Natural Law vs Positive Law

• Uncommon Sense
When the founders of America set out to form a better type of government they had a clear historical perspective of the type of government they did not want. They knew that monarchies and arbitrary power were the enemies of freedom. Using this knowledge they created a republican form of government that by design was based on “natural law” rather than positive law. So what is natural law? Natural law begins with the premise that all of our rights come from God or nature and are inherent to our being.

2 Comments in Response to

Comment by Die Daily
Entered on:

Why does there have to be a conflict between Common property and individual property? I just don't see it. Some crap is common property, like our sewers. Who would want to personally own the sewers? And if they did, would you be cool with pay-per-flush? On the other hand, my farm or house should be mine, mine, mine. Period, hands off. Now, if I choose to start up a "plastic burning" business on my front yard...someone should stop me. The air on my land is mine. But I can't be allowed put crap in it that will go elsewhere than on my land, any more than I can be allowed to toss grenades from my yard into other people's yards. But if the shrapnel stays on my land, I should be allowed to huck grenades around all day long. I don't see the conflict. Where is it hiding? I also don't see how we can have ANY personal rights without having personal property rights first. But I'm all ears, Oyote.

Comment by foundZero
Entered on:

Oops, flawed. The concept of "natural law" I believe was advanced by John Locke who, if you can read into the language of the day, was not only a philanderer but an ethusiastic teller of ribbald tales.

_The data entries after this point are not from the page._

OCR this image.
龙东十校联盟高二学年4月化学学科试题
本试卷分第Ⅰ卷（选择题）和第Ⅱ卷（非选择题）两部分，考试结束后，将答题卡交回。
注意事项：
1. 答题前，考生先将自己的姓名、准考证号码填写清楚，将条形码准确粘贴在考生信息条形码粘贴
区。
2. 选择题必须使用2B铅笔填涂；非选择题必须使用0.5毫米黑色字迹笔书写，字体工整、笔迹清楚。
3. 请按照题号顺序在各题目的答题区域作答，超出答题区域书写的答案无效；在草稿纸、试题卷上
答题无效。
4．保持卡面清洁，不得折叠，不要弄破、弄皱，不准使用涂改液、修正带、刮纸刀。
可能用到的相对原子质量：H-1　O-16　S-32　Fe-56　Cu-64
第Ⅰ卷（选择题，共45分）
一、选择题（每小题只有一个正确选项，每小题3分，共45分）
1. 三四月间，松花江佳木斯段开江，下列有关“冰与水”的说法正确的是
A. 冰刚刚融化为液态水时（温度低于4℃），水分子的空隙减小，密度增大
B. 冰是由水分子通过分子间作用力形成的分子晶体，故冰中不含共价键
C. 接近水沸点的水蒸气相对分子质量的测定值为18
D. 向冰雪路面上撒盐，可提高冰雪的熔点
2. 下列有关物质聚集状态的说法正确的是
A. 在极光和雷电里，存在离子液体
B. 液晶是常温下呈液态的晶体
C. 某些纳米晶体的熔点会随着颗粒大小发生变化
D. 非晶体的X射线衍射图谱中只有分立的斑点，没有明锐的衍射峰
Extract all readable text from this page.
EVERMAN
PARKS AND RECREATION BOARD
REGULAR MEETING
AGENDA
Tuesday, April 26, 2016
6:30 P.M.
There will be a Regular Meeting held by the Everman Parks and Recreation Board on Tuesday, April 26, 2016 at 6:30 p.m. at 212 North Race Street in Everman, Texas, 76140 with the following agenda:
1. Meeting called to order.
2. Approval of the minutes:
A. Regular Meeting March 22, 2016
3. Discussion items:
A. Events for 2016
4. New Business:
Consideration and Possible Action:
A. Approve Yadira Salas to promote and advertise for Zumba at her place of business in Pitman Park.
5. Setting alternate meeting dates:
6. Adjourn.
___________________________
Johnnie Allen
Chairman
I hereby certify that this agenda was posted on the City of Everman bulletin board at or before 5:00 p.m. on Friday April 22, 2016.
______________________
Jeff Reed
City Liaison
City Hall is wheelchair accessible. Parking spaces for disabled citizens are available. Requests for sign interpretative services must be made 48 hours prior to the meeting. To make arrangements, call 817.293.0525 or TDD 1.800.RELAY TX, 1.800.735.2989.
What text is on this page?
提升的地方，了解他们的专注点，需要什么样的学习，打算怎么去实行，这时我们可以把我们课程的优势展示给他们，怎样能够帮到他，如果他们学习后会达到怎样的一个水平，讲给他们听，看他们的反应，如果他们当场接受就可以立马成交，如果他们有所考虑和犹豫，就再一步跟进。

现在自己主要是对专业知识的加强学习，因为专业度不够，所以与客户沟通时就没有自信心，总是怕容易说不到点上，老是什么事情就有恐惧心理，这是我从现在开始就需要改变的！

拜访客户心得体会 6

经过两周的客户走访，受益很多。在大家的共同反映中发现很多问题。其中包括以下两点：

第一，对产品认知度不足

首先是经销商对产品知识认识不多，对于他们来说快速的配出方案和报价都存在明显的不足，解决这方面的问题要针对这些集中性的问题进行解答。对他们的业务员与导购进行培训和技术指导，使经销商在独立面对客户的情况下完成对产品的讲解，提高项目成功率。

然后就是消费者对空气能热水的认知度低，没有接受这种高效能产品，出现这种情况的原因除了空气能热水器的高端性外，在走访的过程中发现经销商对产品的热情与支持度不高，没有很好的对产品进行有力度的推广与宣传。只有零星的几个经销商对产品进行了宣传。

Locke's unmistakable bar-room humour stated one immutable fact: men, I either have or will sleep with your wives and daughters, and this would be an actionable offense, and such do we have laws to enforce mutual property rights.

That's why I love Locke above the paranoiac Hobbes who was truly afraid of the "brutality of men". Locke was more like "be the man" and admit that our liberty really should be subject to certain restraints because hells boys, we know what we're made of!

So in a way, as Hobbesian law might be that of "somebody come help me if the big man comes", Lockiean law suggests that "we really shouldn't beat up on little men but rather protect them of our own self-interest" comes into play.

Natural Law is fully manifest in either scenario: it is the right of all beings under God to ask for help. Otherwise prayer would be illegal. It is also the right of all beings to render help and to nurture and to grow, for each of us is given a talent. Therefore under Natural Law does abundance exist.

You are within one half-mile of the truth if you are with me so far. Abundance exists from where? From nature. What is "natural law"? Abundance. An Earth that grows whether we tend it or not and it produces "wealth" for lack of a better word.

Given our epistomology of ownership, where did "common law" derive from?

The commons.

What were the commons in "common law"?

The center of commerce. The vast supermarket we used to know as "the land" where we got all the stuff we needed or in time, all the stuff we needed but could not grow.

The "common law" was mostly about how we equitably share what we owned in common. Positivistic action was a method of redress.

Taken to the extreme, I would say that without common property, there is little case for positivistic action in society whatsoever. And therefore does BP substitute water for oil in a formerly very lucrative and valuable resource.